Tirando uma ou outra coisa (a história do pessimismo e da crítica), o discurso de Cavaco ontem, em Lamego, foi um discurso certo. Não parece, por exemplo, que as exigências que ele apontou para o próximo Governo, se desviem um milímetro do estritamente necessário. O que não impediu, é claro, o PS de protestar energicamente. Ferro Rodrigues lá voltou com a estafada fórmula do discurso “totalmente colado àquilo que é a narrativa da actual coligação de direita sobre a crise, sobre a evolução do pós-crise e sobre a perspectiva futura”.

Não é preciso discutir a crítica à tal “narrativa” sobre a crise. O PS queria muito ouvir uma narrativa diferente, onde aparecesse virginal e doce, sem responsabilidade nenhuma na dita. É humano, mas, dentro dos limites de um mínimo de racionalidade, completamente impossível. Nenhuma lei, no entanto, impede Ferro Rodrigues de sonhar alto. Em contrapartida, quando discorda do que Cavaco disse sobre a evolução do pós-crise e sobre a perspectiva futura, há algo de inquietante, se levarmos Ferro Rodrigues a sério. Porque isso só pode significar que o PS discorda de que o próximo Governo se deva preocupar com o equilíbrio das contas do Estado, com o controle das contas do Estado, com a competitividade da economia face ao exterior, e com um nível de carga fiscal em linha com os nossos competidores. Porque foi isso exactamente o que o Presidente disse na matéria.

É verosímil que o PS pense isso? Que queira mandar às urtigas o equilíbrio das contas do Estado? Que seja apologista do seu descontrole absoluto? Pelo menos em parte, e independentemente de uma história sua não assim tão longínqua, não é. Mas certamente que o PS se sente obrigado a dizer que discorda do que Cavaco diz. Porque precisa de viver sob um regime de dupla verdade.
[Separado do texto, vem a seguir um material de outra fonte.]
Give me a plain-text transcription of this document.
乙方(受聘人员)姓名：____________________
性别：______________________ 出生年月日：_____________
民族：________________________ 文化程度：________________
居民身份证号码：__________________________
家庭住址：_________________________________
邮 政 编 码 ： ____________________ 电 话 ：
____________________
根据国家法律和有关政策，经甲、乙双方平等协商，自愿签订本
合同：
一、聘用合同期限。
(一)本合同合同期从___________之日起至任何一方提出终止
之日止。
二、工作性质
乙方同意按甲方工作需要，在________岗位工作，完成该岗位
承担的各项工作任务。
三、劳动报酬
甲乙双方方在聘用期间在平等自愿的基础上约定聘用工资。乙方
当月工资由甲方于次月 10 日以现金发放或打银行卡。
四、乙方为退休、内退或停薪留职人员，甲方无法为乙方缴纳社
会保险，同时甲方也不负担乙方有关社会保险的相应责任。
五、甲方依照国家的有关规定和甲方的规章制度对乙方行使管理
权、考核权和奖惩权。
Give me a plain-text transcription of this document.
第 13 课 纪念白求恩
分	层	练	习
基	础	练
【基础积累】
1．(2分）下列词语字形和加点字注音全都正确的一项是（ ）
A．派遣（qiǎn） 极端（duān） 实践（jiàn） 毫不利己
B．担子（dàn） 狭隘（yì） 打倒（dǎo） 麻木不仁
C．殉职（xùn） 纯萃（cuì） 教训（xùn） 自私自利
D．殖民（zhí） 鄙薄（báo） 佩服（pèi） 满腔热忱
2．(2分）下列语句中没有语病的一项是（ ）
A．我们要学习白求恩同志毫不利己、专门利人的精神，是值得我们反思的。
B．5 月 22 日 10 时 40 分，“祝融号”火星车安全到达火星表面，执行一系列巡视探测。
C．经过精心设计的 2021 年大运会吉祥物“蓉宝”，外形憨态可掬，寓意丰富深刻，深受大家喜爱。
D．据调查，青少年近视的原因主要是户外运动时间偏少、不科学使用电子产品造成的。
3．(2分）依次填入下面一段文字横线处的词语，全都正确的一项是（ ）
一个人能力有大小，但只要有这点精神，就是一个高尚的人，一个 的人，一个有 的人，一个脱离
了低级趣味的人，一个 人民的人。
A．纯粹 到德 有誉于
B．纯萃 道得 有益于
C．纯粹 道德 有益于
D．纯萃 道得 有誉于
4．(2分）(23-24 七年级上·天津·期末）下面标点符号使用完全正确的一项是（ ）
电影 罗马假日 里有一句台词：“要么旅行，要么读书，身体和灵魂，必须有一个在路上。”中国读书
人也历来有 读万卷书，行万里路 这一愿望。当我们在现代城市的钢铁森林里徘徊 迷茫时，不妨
Por um lado, sabe de cor e salteado que as coisas são como Cavaco diz que são, e às vezes di-lo com muito cuidadinho. Por outro lado, sabe também que se não dissesse igualmente outra coisa que contradisesse essa – um lugar-comum qualquer com um cheirinho “keynesiano”, ou uma tirada lírica inspirada por um discurso de Sampaio da Nóvoa – tornaria o seu discurso na prática indistinguível do do Governo. E daí a perder as eleições o passo era pequenito.

Qualquer lugar é um bom palco para o exercício de fazer conviver os dois discursos. Ou repartindo-os por pessoas distintas ou concentrando-os numa só pessoa: António Costa, por exemplo, ou Ferro Rodrigues. Tomemos o caso do Syriza. Já se viram opiniões diametralmente contrárias do PS na matéria: é um bom sinal, é um mau sinal. Ou o do FMI: seguir-se-ão políticas contrárias às do FMI, mas adoptando políticas do FMI. Portugal está melhor, Portugal está pior. E por aí adiante. É claro que Costa não é Tsipras nem Maduro. Não é só usar gravata e não fazer discursos ostentando fatos de treino coloridos. É que não é mesmo. Mas tem, pura e simplesmente, de fazer passar a ideia de que a famigerada “austeridade” não é necessária, sabendo pertinentemente que o é e que, se fosse eleito, teria de prosseguir políticas desse tipo. Dito de outra maneira: tem de viver na má-fé.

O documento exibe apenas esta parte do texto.